Le texte transmis à l’Assemblée nationale mercredi, qui diffère de la version précédente, ne change pas réellement la donne par rapport à la situation actuelle, s’inquiète Juliette Renaud, de l’ONG les Amis de la Terre.

Petit coup de théâtre. Le texte du projet de loi censé être destiné à «laisser les énergies fossiles dans le sous-sol» a changé. La version soumise pour avis le 23 août au Conseil national de la transition écologique (CNTE) et commentée par l’ensemble des observateurs, ONG ou médias, n’a rien à voir avec celle qui a été effectivement enregistrée à l’Assemblée nationale mercredi, le jour où Nicolas Hulot présentait le texte en Conseil des ministres. Pour Juliette Renaud, chargée de campagne sur les industries extractives aux Amis de la Terre, il s’agit là d’un quasi retour au statu quo.

Qu’est-ce qui a bougé dans la nouvelle version du texte ?

Il ne définit plus les hydrocarbures non conventionnels et n’interdit plus clairement leur exploration et leur exploitation «par quelque technique que ce soit», contrairement à ce qui figurait dans la précédente version. Donc on en reste à la loi du 13 juillet 2011, qui interdit leur exploration et exploitation par la technique de fracturation hydraulique, la seule disponible aujourd’hui. Cela veut dire que si les industriels parviennent un jour à développer une nouvelle technique, ils vont pouvoir exploiter les gaz et pétrole de schiste. La majorité des permis visant ces hydrocarbures non conventionnels n’ont pas été abrogés en 2011, la porte ne leur est donc pas totalement fermée. La seule différence par rapport à la loi de 2011, avec ce nouveau texte, est que les dispositions qui concernaient les possibilités de recherche à titre expérimental sur ces hydrocarbures non conventionnels sont abrogées.

Deuxième point : dans cette nouvelle version du texte, seule la prolongation des concessions d’exploitation d’hydrocarbures au-delà de 2040 est interdite. Toutes celles qui devaient arriver à échéance ces prochaines années, à partir de 2018, pourront donc être prolongées jusqu’en 2040. Ce qui consacre le statu quo par rapport à aujourd’hui.
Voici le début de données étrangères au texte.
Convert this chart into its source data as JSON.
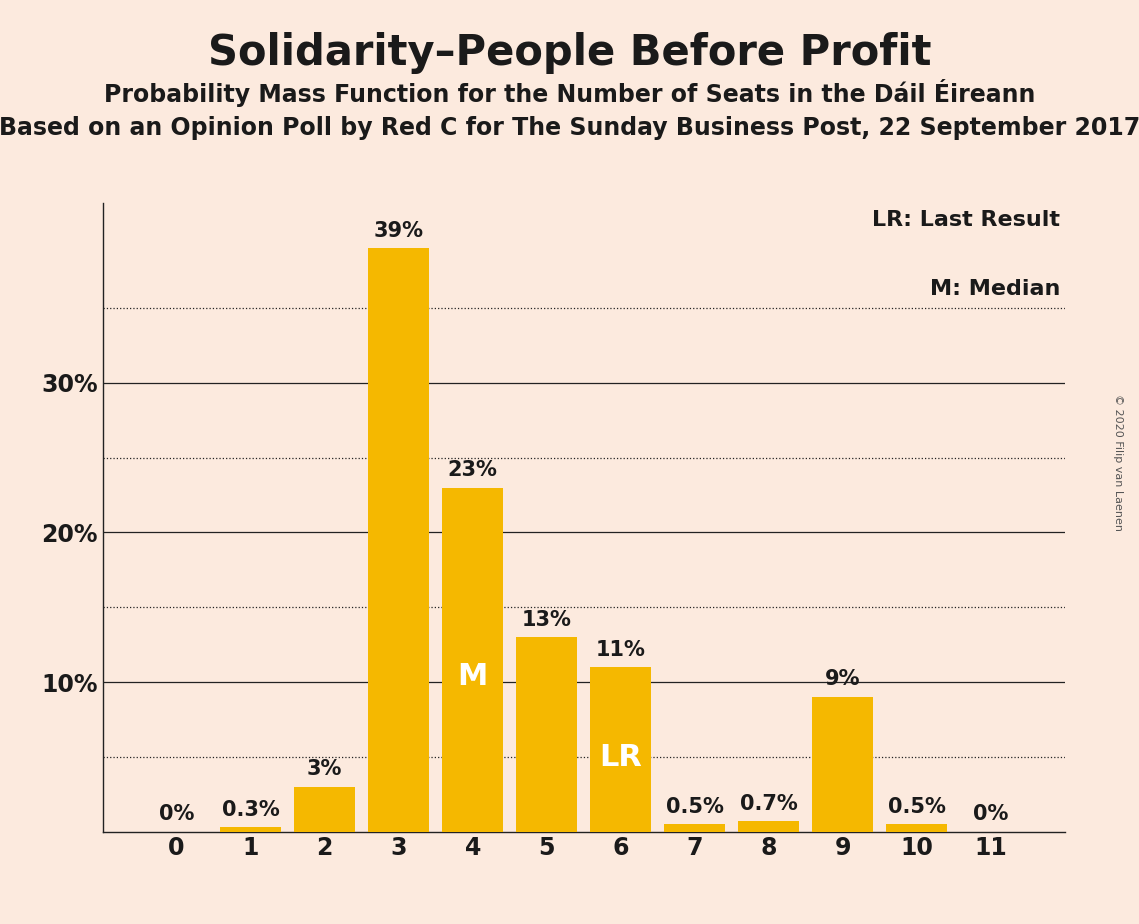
{
  "title": "Solidarity–People Before Profit",
  "subtitle1": "Probability Mass Function for the Number of Seats in the Dáil Éireann",
  "subtitle2": "Based on an Opinion Poll by Red C for The Sunday Business Post, 22 September 2017",
  "copyright": "© 2020 Filip van Laenen",
  "categories": [
    0,
    1,
    2,
    3,
    4,
    5,
    6,
    7,
    8,
    9,
    10,
    11
  ],
  "values": [
    0.0,
    0.3,
    3.0,
    39.0,
    23.0,
    13.0,
    11.0,
    0.5,
    0.7,
    9.0,
    0.5,
    0.0
  ],
  "bar_color": "#F5B800",
  "background_color": "#FCEADE",
  "text_color": "#1a1a1a",
  "ylim_max": 42,
  "solid_gridlines": [
    10,
    20,
    30
  ],
  "dotted_gridlines": [
    5,
    15,
    25,
    35
  ],
  "bar_labels": [
    "0%",
    "0.3%",
    "3%",
    "39%",
    "23%",
    "13%",
    "11%",
    "0.5%",
    "0.7%",
    "9%",
    "0.5%",
    "0%"
  ],
  "median_bar_idx": 4,
  "lr_bar_idx": 6,
  "median_label": "M",
  "lr_label": "LR",
  "legend_lr": "LR: Last Result",
  "legend_m": "M: Median",
  "title_fontsize": 30,
  "subtitle1_fontsize": 17,
  "subtitle2_fontsize": 17,
  "bar_label_fontsize": 15,
  "tick_label_fontsize": 17,
  "inside_label_fontsize": 22,
  "legend_fontsize": 16,
  "copyright_fontsize": 8
}
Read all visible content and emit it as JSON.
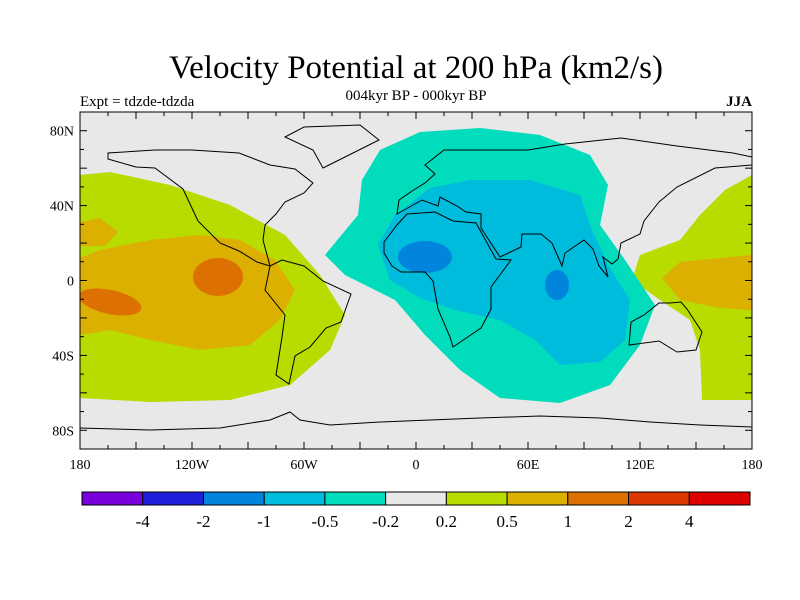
{
  "title": "Velocity Potential at 200 hPa (km2/s)",
  "subtitle_left": "Expt = tdzde-tdzda",
  "subtitle_center": "004kyr BP - 000kyr BP",
  "subtitle_right": "JJA",
  "chart_data": {
    "type": "heatmap",
    "projection": "cylindrical equidistant",
    "lon_range": [
      -180,
      180
    ],
    "lat_range": [
      -90,
      90
    ],
    "lat_ticks": [
      {
        "v": 80,
        "label": "80N"
      },
      {
        "v": 40,
        "label": "40N"
      },
      {
        "v": 0,
        "label": "0"
      },
      {
        "v": -40,
        "label": "40S"
      },
      {
        "v": -80,
        "label": "80S"
      }
    ],
    "lon_ticks": [
      {
        "v": -180,
        "label": "180"
      },
      {
        "v": -120,
        "label": "120W"
      },
      {
        "v": -60,
        "label": "60W"
      },
      {
        "v": 0,
        "label": "0"
      },
      {
        "v": 60,
        "label": "60E"
      },
      {
        "v": 120,
        "label": "120E"
      },
      {
        "v": 180,
        "label": "180"
      }
    ],
    "colorbar": {
      "levels": [
        "-4",
        "-2",
        "-1",
        "-0.5",
        "-0.2",
        "0.2",
        "0.5",
        "1",
        "2",
        "4"
      ],
      "colors": [
        "#7800dc",
        "#2020dc",
        "#0084dc",
        "#00bcdc",
        "#00dcbc",
        "#e8e8e8",
        "#b8dc00",
        "#dcb000",
        "#dc7000",
        "#dc3800",
        "#dc0000"
      ],
      "placement": "bottom"
    },
    "features": [
      {
        "name": "negative-center-africa",
        "min_band": "-2 to -1",
        "lon": 5,
        "lat": 12
      },
      {
        "name": "negative-center-indian-ocean",
        "min_band": "-2 to -1",
        "lon": 75,
        "lat": -3
      },
      {
        "name": "positive-center-east-pacific",
        "max_band": "1 to 2",
        "lon": -110,
        "lat": 2
      },
      {
        "name": "positive-center-central-pacific",
        "max_band": "1 to 2",
        "lon": -165,
        "lat": -10
      }
    ]
  }
}
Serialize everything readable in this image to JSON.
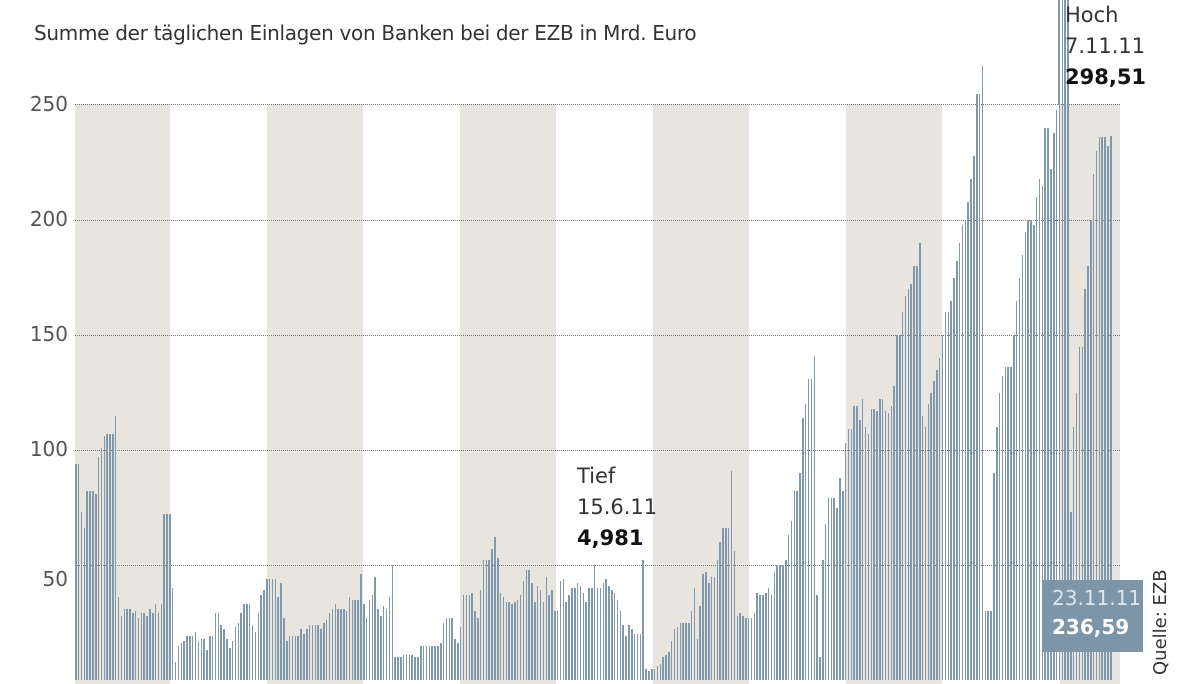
{
  "subtitle": "Summe der täglichen Einlagen von Banken bei der EZB in Mrd. Euro",
  "annotations": {
    "high": {
      "label": "Hoch",
      "date": "7.11.11",
      "value": "298,51"
    },
    "low": {
      "label": "Tief",
      "date": "15.6.11",
      "value": "4,981"
    },
    "last": {
      "date": "23.11.11",
      "value": "236,59"
    }
  },
  "source": "Quelle: EZB",
  "colors": {
    "bar": "#7f98ab",
    "band": "#e8e5de",
    "last_box": "#7c95a8"
  },
  "chart_data": {
    "type": "bar",
    "title": "Summe der täglichen Einlagen von Banken bei der EZB in Mrd. Euro",
    "xlabel": "",
    "ylabel": "Mrd. Euro",
    "ylim": [
      0,
      260
    ],
    "yticks": [
      50,
      100,
      150,
      200,
      250
    ],
    "grid": true,
    "annotations": [
      {
        "text": "Hoch 7.11.11 298,51",
        "value": 298.51
      },
      {
        "text": "Tief 15.6.11 4,981",
        "value": 4.981
      },
      {
        "text": "23.11.11 236,59",
        "value": 236.59
      }
    ],
    "values": [
      94,
      94,
      73,
      66,
      82,
      82,
      82,
      81,
      97,
      101,
      106,
      107,
      107,
      107,
      115,
      36,
      28,
      31,
      31,
      31,
      29,
      30,
      27,
      29,
      29,
      28,
      31,
      29,
      33,
      29,
      33,
      72,
      72,
      72,
      40,
      8,
      15,
      16,
      17,
      19,
      19,
      19,
      21,
      17,
      18,
      18,
      13,
      19,
      19,
      29,
      29,
      24,
      22,
      18,
      14,
      17,
      23,
      25,
      29,
      33,
      33,
      33,
      24,
      21,
      29,
      37,
      39,
      44,
      44,
      44,
      44,
      36,
      42,
      27,
      17,
      19,
      19,
      19,
      19,
      22,
      20,
      22,
      24,
      24,
      24,
      24,
      22,
      25,
      26,
      29,
      31,
      33,
      31,
      31,
      31,
      30,
      36,
      35,
      35,
      35,
      46,
      33,
      27,
      35,
      37,
      45,
      31,
      28,
      32,
      31,
      36,
      50,
      10,
      10,
      10,
      11,
      11,
      11,
      11,
      10,
      10,
      15,
      15,
      15,
      15,
      15,
      15,
      15,
      16,
      25,
      27,
      27,
      27,
      18,
      16,
      23,
      37,
      37,
      37,
      38,
      30,
      27,
      39,
      52,
      52,
      52,
      57,
      62,
      53,
      38,
      36,
      34,
      34,
      33,
      34,
      35,
      37,
      43,
      48,
      48,
      42,
      34,
      41,
      39,
      34,
      45,
      37,
      39,
      30,
      30,
      43,
      44,
      34,
      37,
      40,
      40,
      42,
      41,
      38,
      34,
      40,
      40,
      50,
      40,
      40,
      42,
      44,
      41,
      39,
      38,
      35,
      30,
      24,
      19,
      24,
      22,
      20,
      20,
      20,
      52,
      5,
      4,
      5,
      5,
      6,
      7,
      10,
      11,
      12,
      17,
      22,
      23,
      25,
      25,
      25,
      25,
      30,
      40,
      18,
      32,
      46,
      47,
      42,
      45,
      45,
      52,
      60,
      66,
      66,
      66,
      91,
      56,
      28,
      29,
      28,
      27,
      27,
      27,
      29,
      38,
      37,
      37,
      38,
      40,
      37,
      47,
      50,
      50,
      50,
      52,
      63,
      69,
      82,
      82,
      90,
      114,
      120,
      131,
      131,
      141,
      37,
      10,
      52,
      68,
      79,
      79,
      79,
      75,
      88,
      82,
      103,
      109,
      109,
      119,
      119,
      113,
      122,
      110,
      107,
      118,
      118,
      117,
      122,
      122,
      117,
      116,
      119,
      128,
      150,
      150,
      160,
      167,
      170,
      172,
      180,
      180,
      190,
      115,
      110,
      120,
      125,
      130,
      135,
      140,
      150,
      160,
      160,
      165,
      175,
      182,
      190,
      198,
      200,
      208,
      218,
      228,
      255,
      255,
      267,
      30,
      30,
      30,
      90,
      110,
      125,
      132,
      136,
      136,
      136,
      150,
      165,
      175,
      185,
      195,
      200,
      200,
      198,
      210,
      218,
      215,
      240,
      240,
      222,
      238,
      248,
      252,
      298.51,
      298,
      298,
      73,
      110,
      125,
      145,
      145,
      170,
      180,
      200,
      220,
      230,
      236,
      236,
      236,
      232,
      236.59
    ]
  }
}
Troisième chose, quid des demandes de permis de recherche en cours d’instruction ? Il en existait 132 au 31 décembre 2015. Avec ce nouveau texte, de nombreux permis, pour lesquels les industriels ont déjà obtenu des décisions judiciaires favorables, risquent en fait d’être accordés et de déboucher potentiellement sur des concessions d’exploitation.

Comment expliquez-vous ce changement de texte ?

Le gouvernement a modifié son texte en fonction de lavis du Conseil d’Etat sur le projet de loi, rendu le 1er septembre. Par exemple, au sujet des demandes de permis de recherche en attente, le Conseil d’État «incite» le gouvernement «à accélérer l’instruction de ces dossiers et, si besoin, à atténuer au cas par cas les effets de l’intervention de la loi nouvelle». Les industriels ont déposé des recours sur les permis en attente et l’État a déjà payé un million d’euros d’astreintes, il se peut que le gouvernement se soit dit qu’il allait en délivrer un certain nombre pour «apurer» la situation. En fait, ce nouveau texte est au minimum un statu quo. Je ne vois pas bien ce qu’il change par rapport à la situation actuelle, à part qu’il interdit l’octroi de nouveaux permis de recherche d’hydrocarbures.

Vous êtes déçue ?

En juin, quand Nicolas Hulot a annoncé qu’il présenterait ce projet de loi, nous avons bien sûr anticipé qu’il serait mis en difficulté par les lobbies. Ce texte était pour lui une sorte de test. Or l’essentiel de ce qui figurait dans la première version a été retoqué par le Conseil d’État. Mardi, quand Emmanuel Macron et Nicolas Hulot ont rencontré les ONG, le président des Amis de la Terre a demandé à ce dernier si le texte avait changé, il a répondu : «Non, juste des petits détails.» C’est faux.

Le texte tel qu’il est aujourd’hui ne menace aucun intérêt industriel, l’État reste pieds et poings liés face à ces derniers, parce que personne n’arrive à toucher au code minier, qui leur est favorable. Sur la forme, il s’agit au final d’une jolie opération de communication. Nous aimerions être reçus par le gouvernement pour avoir une explication, y compris sur le fait de ne pas avoir été consultés en amont. Et nous allons essayer d’alerter des députés. La bataille sera dure.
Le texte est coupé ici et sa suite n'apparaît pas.